10 Are the dead a live audience for your miracles? Do ghosts ever join the choirs that praise you? 11 Does your love make any difference in a graveyard? Is your faithful presence noticed in the corridors of hell? 12 Are your marvelous wonders ever seen in the dark, your righteous ways noticed in the Land of No Memory? 13 I'm standing my ground, God, shouting for help, at my prayers every morning, on my knees each daybreak. 14 Why, God, do you turn a deaf ear? Why do you make yourself scarce? 15 For as long as I remember I've been hurting; I've taken the worst you can hand out, and I've had it. 16 Your wildfire anger has blazed through my life; I'm bleeding, black and blue. 17 You've attacked me fiercely from every side, raining down blows till I'm nearly dead. 18 You made lover and neighbor alike dump me; the only friend I have left is Darkness.
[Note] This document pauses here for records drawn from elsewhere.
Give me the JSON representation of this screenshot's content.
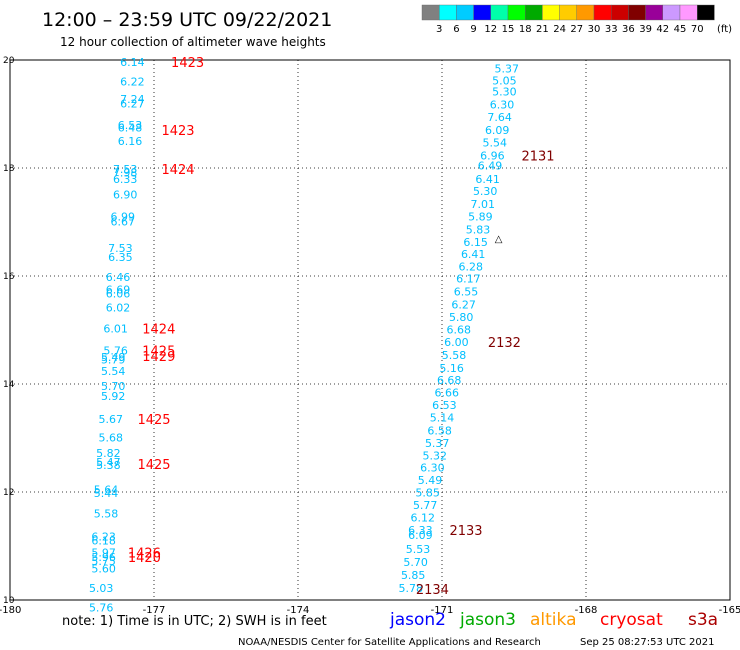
{
  "chart_data": {
    "type": "scatter",
    "title": "12:00 – 23:59 UTC 09/22/2021",
    "subtitle": "12 hour collection of altimeter wave heights",
    "xlim": [
      -180,
      -165
    ],
    "ylim": [
      10,
      20
    ],
    "x_ticks": [
      "-180",
      "-177",
      "-174",
      "-171",
      "-168",
      "-165"
    ],
    "y_ticks": [
      "10",
      "12",
      "14",
      "16",
      "18",
      "20"
    ],
    "grid": true,
    "colorbar": {
      "unit": "(ft)",
      "labels": [
        "3",
        "6",
        "9",
        "12",
        "15",
        "18",
        "21",
        "24",
        "27",
        "30",
        "33",
        "36",
        "39",
        "42",
        "45",
        "70"
      ],
      "colors": [
        "#808080",
        "#00ffff",
        "#00ccff",
        "#0000ff",
        "#00ffaa",
        "#00ff00",
        "#00aa00",
        "#ffff00",
        "#ffcc00",
        "#ff9900",
        "#ff0000",
        "#cc0000",
        "#800000",
        "#990099",
        "#cc99ff",
        "#ff99ff",
        "#000000"
      ]
    },
    "series": [
      {
        "name": "altimeter-track-1",
        "color": "#00bfff",
        "points": [
          {
            "x": -177.45,
            "y": 19.96,
            "v": "6.14"
          },
          {
            "x": -177.45,
            "y": 19.6,
            "v": "6.22"
          },
          {
            "x": -177.45,
            "y": 19.28,
            "v": "7.24"
          },
          {
            "x": -177.45,
            "y": 19.19,
            "v": "6.27"
          },
          {
            "x": -177.5,
            "y": 18.8,
            "v": "6.53"
          },
          {
            "x": -177.5,
            "y": 18.75,
            "v": "6.48"
          },
          {
            "x": -177.5,
            "y": 18.5,
            "v": "6.16"
          },
          {
            "x": -177.6,
            "y": 17.98,
            "v": "7.53"
          },
          {
            "x": -177.6,
            "y": 17.92,
            "v": "7.98"
          },
          {
            "x": -177.6,
            "y": 17.8,
            "v": "6.33"
          },
          {
            "x": -177.6,
            "y": 17.51,
            "v": "6.90"
          },
          {
            "x": -177.65,
            "y": 17.1,
            "v": "6.99"
          },
          {
            "x": -177.65,
            "y": 17.01,
            "v": "6.67"
          },
          {
            "x": -177.7,
            "y": 16.52,
            "v": "7.53"
          },
          {
            "x": -177.7,
            "y": 16.35,
            "v": "6.35"
          },
          {
            "x": -177.75,
            "y": 15.98,
            "v": "6.46"
          },
          {
            "x": -177.75,
            "y": 15.75,
            "v": "6.69"
          },
          {
            "x": -177.75,
            "y": 15.68,
            "v": "6.06"
          },
          {
            "x": -177.75,
            "y": 15.42,
            "v": "6.02"
          },
          {
            "x": -177.8,
            "y": 15.03,
            "v": "6.01"
          },
          {
            "x": -177.8,
            "y": 14.62,
            "v": "5.76"
          },
          {
            "x": -177.85,
            "y": 14.5,
            "v": "5.49"
          },
          {
            "x": -177.85,
            "y": 14.45,
            "v": "5.79"
          },
          {
            "x": -177.85,
            "y": 14.24,
            "v": "5.54"
          },
          {
            "x": -177.85,
            "y": 13.96,
            "v": "5.70"
          },
          {
            "x": -177.85,
            "y": 13.78,
            "v": "5.92"
          },
          {
            "x": -177.9,
            "y": 13.35,
            "v": "5.67"
          },
          {
            "x": -177.9,
            "y": 13.01,
            "v": "5.68"
          },
          {
            "x": -177.95,
            "y": 12.72,
            "v": "5.82"
          },
          {
            "x": -177.95,
            "y": 12.56,
            "v": "5.47"
          },
          {
            "x": -177.95,
            "y": 12.5,
            "v": "5.38"
          },
          {
            "x": -178.0,
            "y": 12.05,
            "v": "5.64"
          },
          {
            "x": -178.0,
            "y": 11.98,
            "v": "5.44"
          },
          {
            "x": -178.0,
            "y": 11.6,
            "v": "5.58"
          },
          {
            "x": -178.05,
            "y": 11.18,
            "v": "6.23"
          },
          {
            "x": -178.05,
            "y": 11.1,
            "v": "6.18"
          },
          {
            "x": -178.05,
            "y": 10.88,
            "v": "5.97"
          },
          {
            "x": -178.05,
            "y": 10.8,
            "v": "5.96"
          },
          {
            "x": -178.05,
            "y": 10.72,
            "v": "5.75"
          },
          {
            "x": -178.05,
            "y": 10.58,
            "v": "5.60"
          },
          {
            "x": -178.1,
            "y": 10.22,
            "v": "5.03"
          },
          {
            "x": -178.1,
            "y": 9.86,
            "v": "5.76"
          }
        ]
      },
      {
        "name": "altimeter-track-2",
        "color": "#00bfff",
        "points": [
          {
            "x": -169.65,
            "y": 19.84,
            "v": "5.37"
          },
          {
            "x": -169.7,
            "y": 19.62,
            "v": "5.05"
          },
          {
            "x": -169.7,
            "y": 19.42,
            "v": "5.30"
          },
          {
            "x": -169.75,
            "y": 19.18,
            "v": "6.30"
          },
          {
            "x": -169.8,
            "y": 18.94,
            "v": "7.64"
          },
          {
            "x": -169.85,
            "y": 18.7,
            "v": "6.09"
          },
          {
            "x": -169.9,
            "y": 18.47,
            "v": "5.54"
          },
          {
            "x": -169.95,
            "y": 18.23,
            "v": "6.96"
          },
          {
            "x": -170.0,
            "y": 18.05,
            "v": "6.49"
          },
          {
            "x": -170.05,
            "y": 17.8,
            "v": "6.41"
          },
          {
            "x": -170.1,
            "y": 17.57,
            "v": "5.30"
          },
          {
            "x": -170.15,
            "y": 17.33,
            "v": "7.01"
          },
          {
            "x": -170.2,
            "y": 17.1,
            "v": "5.89"
          },
          {
            "x": -170.25,
            "y": 16.86,
            "v": "5.83"
          },
          {
            "x": -170.3,
            "y": 16.63,
            "v": "6.15"
          },
          {
            "x": -170.35,
            "y": 16.41,
            "v": "6.41"
          },
          {
            "x": -170.4,
            "y": 16.18,
            "v": "6.28"
          },
          {
            "x": -170.45,
            "y": 15.95,
            "v": "6.17"
          },
          {
            "x": -170.5,
            "y": 15.71,
            "v": "6.55"
          },
          {
            "x": -170.55,
            "y": 15.47,
            "v": "6.27"
          },
          {
            "x": -170.6,
            "y": 15.24,
            "v": "5.80"
          },
          {
            "x": -170.65,
            "y": 15.01,
            "v": "6.68"
          },
          {
            "x": -170.7,
            "y": 14.78,
            "v": "6.00"
          },
          {
            "x": -170.75,
            "y": 14.54,
            "v": "5.58"
          },
          {
            "x": -170.8,
            "y": 14.3,
            "v": "5.16"
          },
          {
            "x": -170.85,
            "y": 14.07,
            "v": "6.68"
          },
          {
            "x": -170.9,
            "y": 13.84,
            "v": "6.66"
          },
          {
            "x": -170.95,
            "y": 13.61,
            "v": "6.53"
          },
          {
            "x": -171.0,
            "y": 13.38,
            "v": "5.14"
          },
          {
            "x": -171.05,
            "y": 13.14,
            "v": "6.58"
          },
          {
            "x": -171.1,
            "y": 12.91,
            "v": "5.37"
          },
          {
            "x": -171.15,
            "y": 12.68,
            "v": "5.32"
          },
          {
            "x": -171.2,
            "y": 12.45,
            "v": "6.30"
          },
          {
            "x": -171.25,
            "y": 12.22,
            "v": "5.49"
          },
          {
            "x": -171.3,
            "y": 11.99,
            "v": "5.85"
          },
          {
            "x": -171.35,
            "y": 11.76,
            "v": "5.77"
          },
          {
            "x": -171.4,
            "y": 11.53,
            "v": "6.12"
          },
          {
            "x": -171.45,
            "y": 11.3,
            "v": "6.33"
          },
          {
            "x": -171.45,
            "y": 11.2,
            "v": "6.09"
          },
          {
            "x": -171.5,
            "y": 10.94,
            "v": "5.53"
          },
          {
            "x": -171.55,
            "y": 10.7,
            "v": "5.70"
          },
          {
            "x": -171.6,
            "y": 10.46,
            "v": "5.85"
          },
          {
            "x": -171.65,
            "y": 10.22,
            "v": "5.78"
          }
        ]
      }
    ],
    "time_labels": [
      {
        "x": -176.3,
        "y": 19.96,
        "text": "1423",
        "color": "#ff0000"
      },
      {
        "x": -176.5,
        "y": 18.7,
        "text": "1423",
        "color": "#ff0000"
      },
      {
        "x": -176.5,
        "y": 17.98,
        "text": "1424",
        "color": "#ff0000"
      },
      {
        "x": -176.9,
        "y": 15.03,
        "text": "1424",
        "color": "#ff0000"
      },
      {
        "x": -176.9,
        "y": 14.62,
        "text": "1425",
        "color": "#ff0000"
      },
      {
        "x": -176.9,
        "y": 14.52,
        "text": "1429",
        "color": "#ff0000"
      },
      {
        "x": -177.0,
        "y": 13.35,
        "text": "1425",
        "color": "#ff0000"
      },
      {
        "x": -177.0,
        "y": 12.52,
        "text": "1425",
        "color": "#ff0000"
      },
      {
        "x": -177.2,
        "y": 10.88,
        "text": "1426",
        "color": "#ff0000"
      },
      {
        "x": -177.2,
        "y": 10.8,
        "text": "1420",
        "color": "#ff0000"
      },
      {
        "x": -169.0,
        "y": 18.23,
        "text": "2131",
        "color": "#800000"
      },
      {
        "x": -169.7,
        "y": 14.78,
        "text": "2132",
        "color": "#800000"
      },
      {
        "x": -170.5,
        "y": 11.3,
        "text": "2133",
        "color": "#800000"
      },
      {
        "x": -171.2,
        "y": 10.2,
        "text": "2134",
        "color": "#800000"
      }
    ],
    "marker": {
      "x": -169.9,
      "y": 16.7,
      "text": "△"
    },
    "note": "note: 1) Time is in UTC; 2) SWH is in feet",
    "satellites": [
      {
        "name": "jason2",
        "color": "#0000ff"
      },
      {
        "name": "jason3",
        "color": "#00aa00"
      },
      {
        "name": "altika",
        "color": "#ff9900"
      },
      {
        "name": "cryosat",
        "color": "#ff0000"
      },
      {
        "name": "s3a",
        "color": "#aa0000"
      }
    ],
    "footer": "NOAA/NESDIS Center for Satellite Applications and Research",
    "timestamp": "Sep 25 08:27:53 UTC 2021"
  }
}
Matthew Henry's Commentary on Psalm 88:10-18

Commentary on Psalm 88:10-18

(Read Psalm 88:10-18)

Departed souls may declare God's faithfulness, justice, and lovingkindness; but deceased bodies can neither receive God's favours in comfort, nor return them in praise. The psalmist resolved to continue in prayer, and the more so, because deliverance did not come speedily. Though our prayers are not soon answered, yet we must not give over praying. The greater our troubles, the more earnest and serious we should be in prayer. Nothing grieves a child of God so much as losing sight of him; nor is there any thing he so much dreads as God's casting off his soul. If the sun be clouded, that darkens the earth; but if the sun should leave the earth, what a dungeon would it be! Even those designed for God's favours, may for a time suffer his terrors. See how deep those terrors wounded the psalmist. If friends are put far from us by providences, or death, we have reason to look upon it as affliction. Such was the calamitous state of a good man. But the pleas here used were peculiarly suited to Christ. And we are not to think that the holy Jesus suffered for us only at Gethsemane and on Calvary. His whole life was labour and sorrow; he was afflicted as never man was, from his youth up. He was prepared for that death of which he tasted through life. No man could share in the sufferings by which other men were to be redeemed. All forsook him, and fled. Oftentimes, blessed Jesus, do we forsake thee; but do not forsake us, O take not thy Holy Spirit from us.